News Feature

Originally published in Island Ad-Vantages, November 12, 2020
Fish pier congestion causes conflict
Harbormaster quits, two new lobster-buying permits granted

Crowded Fish Pier

Fishermen complain there’s not much room to maneuver on the Fish Pier with crates, totes, bait, pallets and Xactics (bait coolers) taking up real estate.

Photo by Leslie Landrigan Order prints of selected PBP photos.

by Leslie Landrigan

The Stonington Select Board granted two lobster-buying permits on November 10 over the objection of the Harbor Committee. The two grantees, Hugh Reynolds of Greenhead Lobster and Drew Eaton, still have to submit paperwork and pay about $5,000 to get a permit.

The select board voted 4-1 to approve the permits, with Evelyn Duncan voting no. She and John Steed also voted later to overturn that vote, but lost 3-2.

Previously, only four people held permits to buy lobster on the Fish Pier. However, selectmen, lobster buyers, fishermen and Town Manager Kathleen Billings say the pier is too congested. The Harbor Committee, composed of local fishermen, is trying to fix the problem.

Complicating matters was the resignation of Harbormaster Raelene Pert in early November. “The way the politics and stuff was going, I didn’t want to deal with it,” Pert said in a phone interview.

On one side are those who say more permits mean more congestion. Others say the issue isn’t the number of permit holders, but the amount of gear and equipment allowed to sit on the Fish Pier.

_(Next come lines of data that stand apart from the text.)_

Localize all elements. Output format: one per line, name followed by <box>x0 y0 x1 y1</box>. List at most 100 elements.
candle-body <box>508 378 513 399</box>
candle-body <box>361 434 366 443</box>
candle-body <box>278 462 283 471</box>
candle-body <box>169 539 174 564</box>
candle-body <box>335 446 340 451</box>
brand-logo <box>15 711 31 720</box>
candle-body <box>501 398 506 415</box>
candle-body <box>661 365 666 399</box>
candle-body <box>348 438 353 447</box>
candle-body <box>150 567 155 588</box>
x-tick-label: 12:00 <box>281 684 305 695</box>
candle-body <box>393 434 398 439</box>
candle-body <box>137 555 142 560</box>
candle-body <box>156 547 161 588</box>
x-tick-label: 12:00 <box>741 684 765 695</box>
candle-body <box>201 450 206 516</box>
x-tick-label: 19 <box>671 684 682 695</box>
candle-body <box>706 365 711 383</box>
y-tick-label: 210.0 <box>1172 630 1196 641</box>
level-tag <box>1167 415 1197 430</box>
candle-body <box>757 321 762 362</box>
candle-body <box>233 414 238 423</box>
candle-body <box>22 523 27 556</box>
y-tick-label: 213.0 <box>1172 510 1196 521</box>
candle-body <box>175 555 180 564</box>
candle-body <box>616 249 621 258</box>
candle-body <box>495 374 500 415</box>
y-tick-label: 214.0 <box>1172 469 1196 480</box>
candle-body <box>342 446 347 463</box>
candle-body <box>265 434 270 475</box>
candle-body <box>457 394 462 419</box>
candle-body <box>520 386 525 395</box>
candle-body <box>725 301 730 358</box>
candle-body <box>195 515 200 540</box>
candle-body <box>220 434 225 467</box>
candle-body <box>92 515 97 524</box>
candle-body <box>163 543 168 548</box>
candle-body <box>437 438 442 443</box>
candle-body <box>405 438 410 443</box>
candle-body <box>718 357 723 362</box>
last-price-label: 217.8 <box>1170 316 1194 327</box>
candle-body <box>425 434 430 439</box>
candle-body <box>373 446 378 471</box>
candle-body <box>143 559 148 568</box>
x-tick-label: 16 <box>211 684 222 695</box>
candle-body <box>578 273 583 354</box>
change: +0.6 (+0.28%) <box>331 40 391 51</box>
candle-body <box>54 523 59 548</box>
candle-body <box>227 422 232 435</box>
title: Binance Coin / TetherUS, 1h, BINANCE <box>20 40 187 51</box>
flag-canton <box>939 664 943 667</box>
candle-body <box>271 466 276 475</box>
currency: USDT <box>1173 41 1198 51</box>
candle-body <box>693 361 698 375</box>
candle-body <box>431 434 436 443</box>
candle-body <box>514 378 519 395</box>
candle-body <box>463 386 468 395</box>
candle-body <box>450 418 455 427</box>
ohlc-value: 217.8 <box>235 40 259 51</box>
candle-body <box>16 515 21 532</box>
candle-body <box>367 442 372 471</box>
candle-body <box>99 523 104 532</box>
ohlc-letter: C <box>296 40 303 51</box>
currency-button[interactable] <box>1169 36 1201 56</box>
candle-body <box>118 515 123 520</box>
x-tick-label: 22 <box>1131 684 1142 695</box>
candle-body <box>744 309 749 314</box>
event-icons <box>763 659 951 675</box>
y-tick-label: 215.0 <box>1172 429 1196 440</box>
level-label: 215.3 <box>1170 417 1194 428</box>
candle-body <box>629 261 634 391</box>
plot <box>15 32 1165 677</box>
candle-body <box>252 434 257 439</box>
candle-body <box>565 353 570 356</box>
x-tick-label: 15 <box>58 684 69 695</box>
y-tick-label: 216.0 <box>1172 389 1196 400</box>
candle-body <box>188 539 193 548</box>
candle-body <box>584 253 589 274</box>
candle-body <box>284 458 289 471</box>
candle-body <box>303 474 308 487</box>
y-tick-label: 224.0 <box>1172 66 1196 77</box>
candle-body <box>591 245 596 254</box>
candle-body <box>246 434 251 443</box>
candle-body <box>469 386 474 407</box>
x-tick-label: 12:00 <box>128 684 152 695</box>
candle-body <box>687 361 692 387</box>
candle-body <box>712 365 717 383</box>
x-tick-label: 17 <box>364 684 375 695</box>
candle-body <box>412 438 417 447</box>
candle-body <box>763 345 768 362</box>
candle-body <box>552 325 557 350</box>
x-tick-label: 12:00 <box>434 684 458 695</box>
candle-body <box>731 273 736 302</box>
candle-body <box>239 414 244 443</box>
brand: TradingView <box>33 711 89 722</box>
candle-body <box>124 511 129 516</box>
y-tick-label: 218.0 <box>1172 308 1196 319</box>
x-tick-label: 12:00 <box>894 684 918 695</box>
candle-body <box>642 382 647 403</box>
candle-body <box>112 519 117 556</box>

Richard Larrabee Jr., Harbor Committee member, said the committee wants to get rid of the rotting loading platform to make more room. Marsden Brewer, who runs an aquaculture operation, agreed.

“You could increase capacity by 20 percent by getting rid of the platform because it blocks the pier,” Brewer said. “There’s so much…bait, pallets, totes, that comes all the way to that hoist so you can’t get your trailer in to get what you need off.”

Duncan, the Harbor Committee’s select board representative, said it’s unwise to add buyers to a crowded pier when there isn’t a harbormaster to settle disputes.

Billings said granting the new permits set a precedent. “Right now we could have 40 people come in,” she said. “I would much rather take a cautious approach than get in a mess legally.”

The harbormaster can OK a permit application, which goes through the town, but the Harbor Committee can overrule the harbormaster and the select board can overrule the Harbor Committee.

Duncan said granting of the permits usurped the committee’s authority. “I feel it’s a slap in the face,” she said.

The Harbor Committee has had difficulty getting a quorum to its meetings. Only about 15 percent of the people who use the pier live in Stonington, said Donna Brewer, select board chair.

Brewer and Selectman John Robbins said fishermen used to have to take off everything at night that they’d brought to the pier in the morning. Brewer said the ordinance changed in 2015 to give the harbormaster discretion to let people leave equipment overnight.